Wonder if put it over a tin roof how high or how low above it should one go to make it act as a ground plane.
An old radio buddy put his Imax above his Dental Design Service Shop which was the last suite on the South of the strip center building about >100' feet long North and South, and 40' feet deep East to West. This may be larger than you noted above HM, but it is the only example I'm sure about. He had terrible results with his Imax to the South based on his mount being close to the end of the building and very close to the metal roof.
He set the antenna up in the center of the building about 5' feet from the South end above his shop. The antenna worked fine to the North, East, and West, but it failed miserably to the South.
The building was a flat built-up roof design with corrugated metal supporting the tar and gravel roofing material. He mounted the antenna on a heavy 2' foot high cast iron restroom vent pipe. The antenna was dead toward the south where most of the traffic was located around him in Houston at the time. He said he could hardly hear 5 miles to his buddies to the South.

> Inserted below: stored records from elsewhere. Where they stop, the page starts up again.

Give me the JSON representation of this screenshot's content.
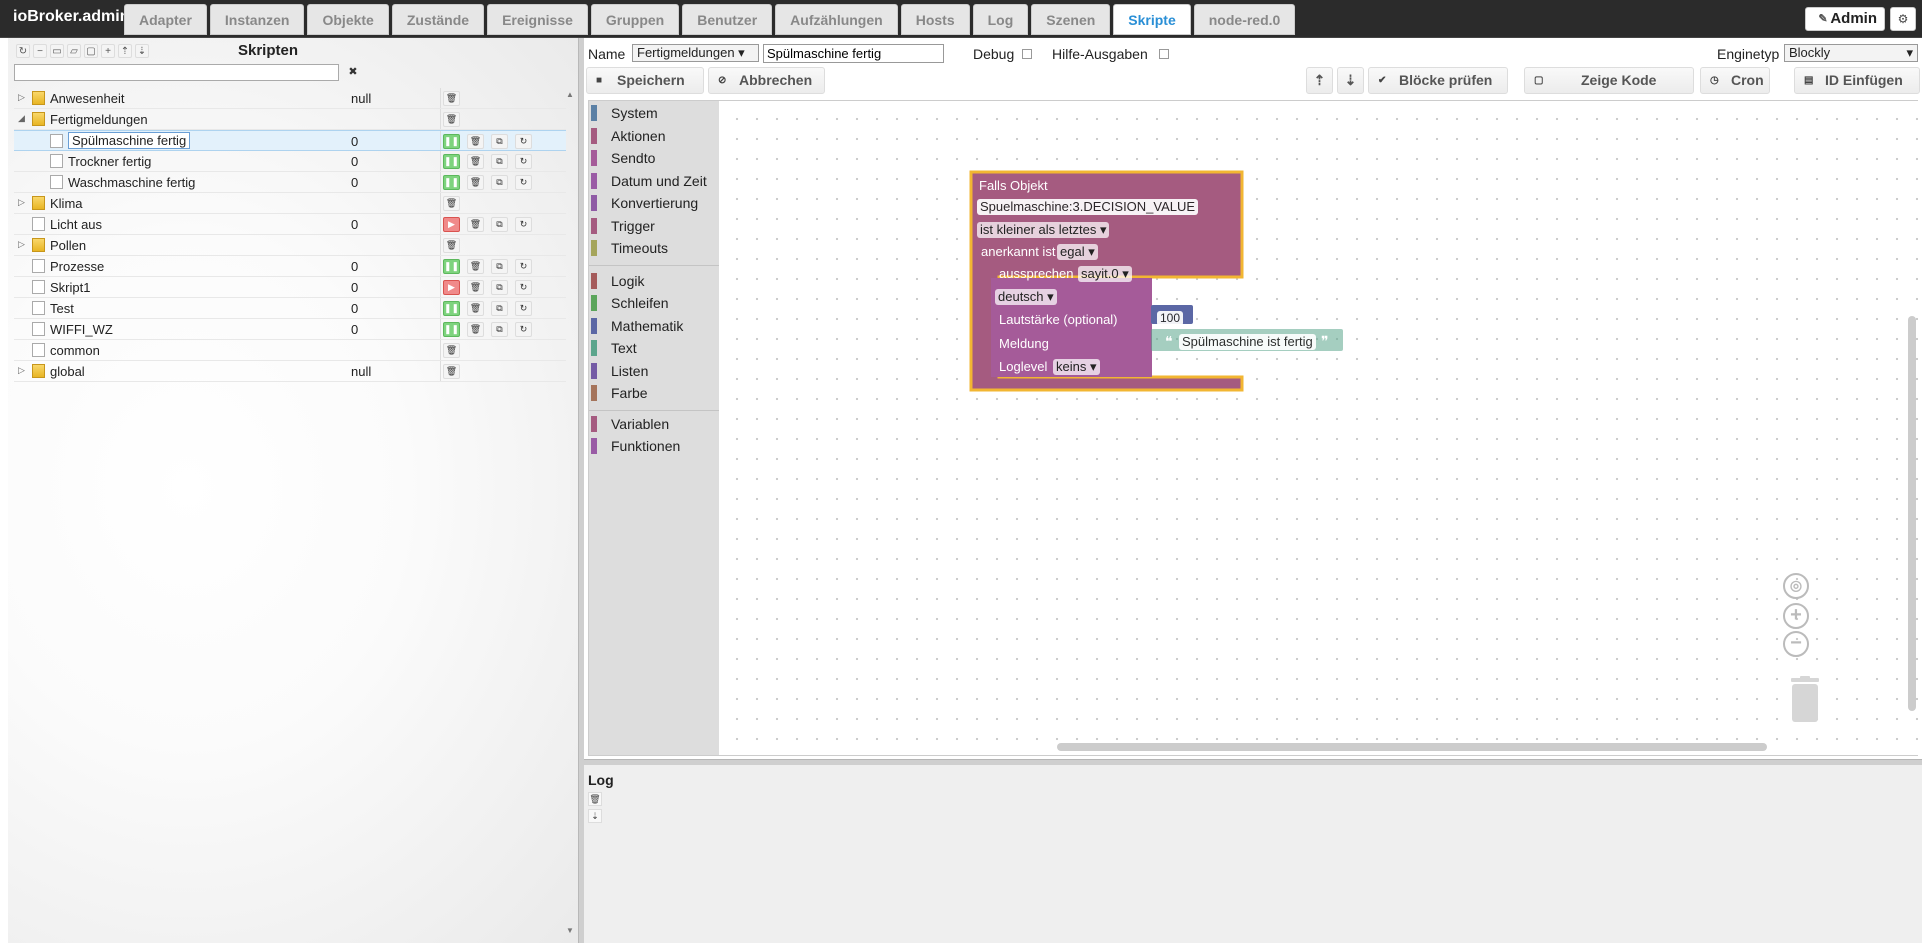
{
  "app": {
    "brand": "ioBroker.admin",
    "tabs": [
      "Adapter",
      "Instanzen",
      "Objekte",
      "Zustände",
      "Ereignisse",
      "Gruppen",
      "Benutzer",
      "Aufzählungen",
      "Hosts",
      "Log",
      "Szenen",
      "Skripte",
      "node-red.0"
    ],
    "active_tab": "Skripte",
    "admin_label": "Admin",
    "accent": "#2a8fd6"
  },
  "scripts_panel": {
    "title": "Skripten",
    "filter_value": "",
    "clear_filter": "✖",
    "rows": [
      {
        "name": "Anwesenheit",
        "type": "folder",
        "expanded": false,
        "level": 0,
        "value": "null"
      },
      {
        "name": "Fertigmeldungen",
        "type": "folder",
        "expanded": true,
        "level": 0,
        "value": ""
      },
      {
        "name": "Spülmaschine fertig",
        "type": "script",
        "level": 1,
        "value": "0",
        "state": "running",
        "selected": true
      },
      {
        "name": "Trockner fertig",
        "type": "script",
        "level": 1,
        "value": "0",
        "state": "running"
      },
      {
        "name": "Waschmaschine fertig",
        "type": "script",
        "level": 1,
        "value": "0",
        "state": "running"
      },
      {
        "name": "Klima",
        "type": "folder",
        "expanded": false,
        "level": 0,
        "value": ""
      },
      {
        "name": "Licht aus",
        "type": "script",
        "level": 0,
        "value": "0",
        "state": "stopped"
      },
      {
        "name": "Pollen",
        "type": "folder",
        "expanded": false,
        "level": 0,
        "value": ""
      },
      {
        "name": "Prozesse",
        "type": "script",
        "level": 0,
        "value": "0",
        "state": "running"
      },
      {
        "name": "Skript1",
        "type": "script",
        "level": 0,
        "value": "0",
        "state": "stopped"
      },
      {
        "name": "Test",
        "type": "script",
        "level": 0,
        "value": "0",
        "state": "running"
      },
      {
        "name": "WIFFI_WZ",
        "type": "script",
        "level": 0,
        "value": "0",
        "state": "running"
      },
      {
        "name": "common",
        "type": "script",
        "level": 0,
        "value": ""
      },
      {
        "name": "global",
        "type": "folder",
        "expanded": false,
        "level": 0,
        "value": "null"
      }
    ]
  },
  "editor": {
    "name_label": "Name",
    "folder_select": "Fertigmeldungen",
    "name_value": "Spülmaschine fertig",
    "debug_label": "Debug",
    "help_label": "Hilfe-Ausgaben",
    "engine_label": "Enginetyp",
    "engine_value": "Blockly",
    "save": "Speichern",
    "cancel": "Abbrechen",
    "check_blocks": "Blöcke prüfen",
    "show_code": "Zeige Kode",
    "cron": "Cron",
    "insert_id": "ID Einfügen"
  },
  "toolbox": {
    "group1": [
      {
        "label": "System",
        "color": "#5b80a5"
      },
      {
        "label": "Aktionen",
        "color": "#a55b80"
      },
      {
        "label": "Sendto",
        "color": "#a55b99"
      },
      {
        "label": "Datum und Zeit",
        "color": "#9a5ba5"
      },
      {
        "label": "Konvertierung",
        "color": "#8f5ba5"
      },
      {
        "label": "Trigger",
        "color": "#a55b80"
      },
      {
        "label": "Timeouts",
        "color": "#a5a55b"
      }
    ],
    "group2": [
      {
        "label": "Logik",
        "color": "#a55b5b"
      },
      {
        "label": "Schleifen",
        "color": "#5ba55b"
      },
      {
        "label": "Mathematik",
        "color": "#5b67a5"
      },
      {
        "label": "Text",
        "color": "#5ba58c"
      },
      {
        "label": "Listen",
        "color": "#745ba5"
      },
      {
        "label": "Farbe",
        "color": "#a5745b"
      }
    ],
    "group3": [
      {
        "label": "Variablen",
        "color": "#a55b80"
      },
      {
        "label": "Funktionen",
        "color": "#995ba5"
      }
    ]
  },
  "blocks": {
    "trigger_title": "Falls Objekt",
    "object_id": "Spuelmaschine:3.DECISION_VALUE",
    "condition": "ist kleiner als letztes",
    "ack_label": "anerkannt ist",
    "ack_value": "egal",
    "say_label": "aussprechen",
    "say_instance": "sayit.0",
    "language": "deutsch",
    "volume_label": "Lautstärke (optional)",
    "volume_value": "100",
    "message_label": "Meldung",
    "message_value": "Spülmaschine ist fertig",
    "loglevel_label": "Loglevel",
    "loglevel_value": "keins",
    "trigger_color": "#a55b80",
    "say_color": "#a55b99",
    "math_color": "#5b67a5",
    "text_color": "#5ba58c",
    "select_color": "#f2b632"
  },
  "log": {
    "title": "Log"
  }
}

He ended up moving the antenna North to the next suite about 40' feet away and it worked a little better, but was still noticeably off, so he went to a 20' mast...and then it seemed to work fine in all directions.
IMO, the Imax does not need a ground plane...so you should be OK if you get well above the tin roof.
I'll try and do an Eznec model of this latter, and post it for you to check out. Maybe it will or maybe it won't help us to see the effects I talk about above...where the very large ground plane, in such an example, tends to dominate the RF...and thus ill-effects the pattern's RF higher up than desirable.
I've done something similar to this before and the guy came back and said I was wrong...so you may find different results.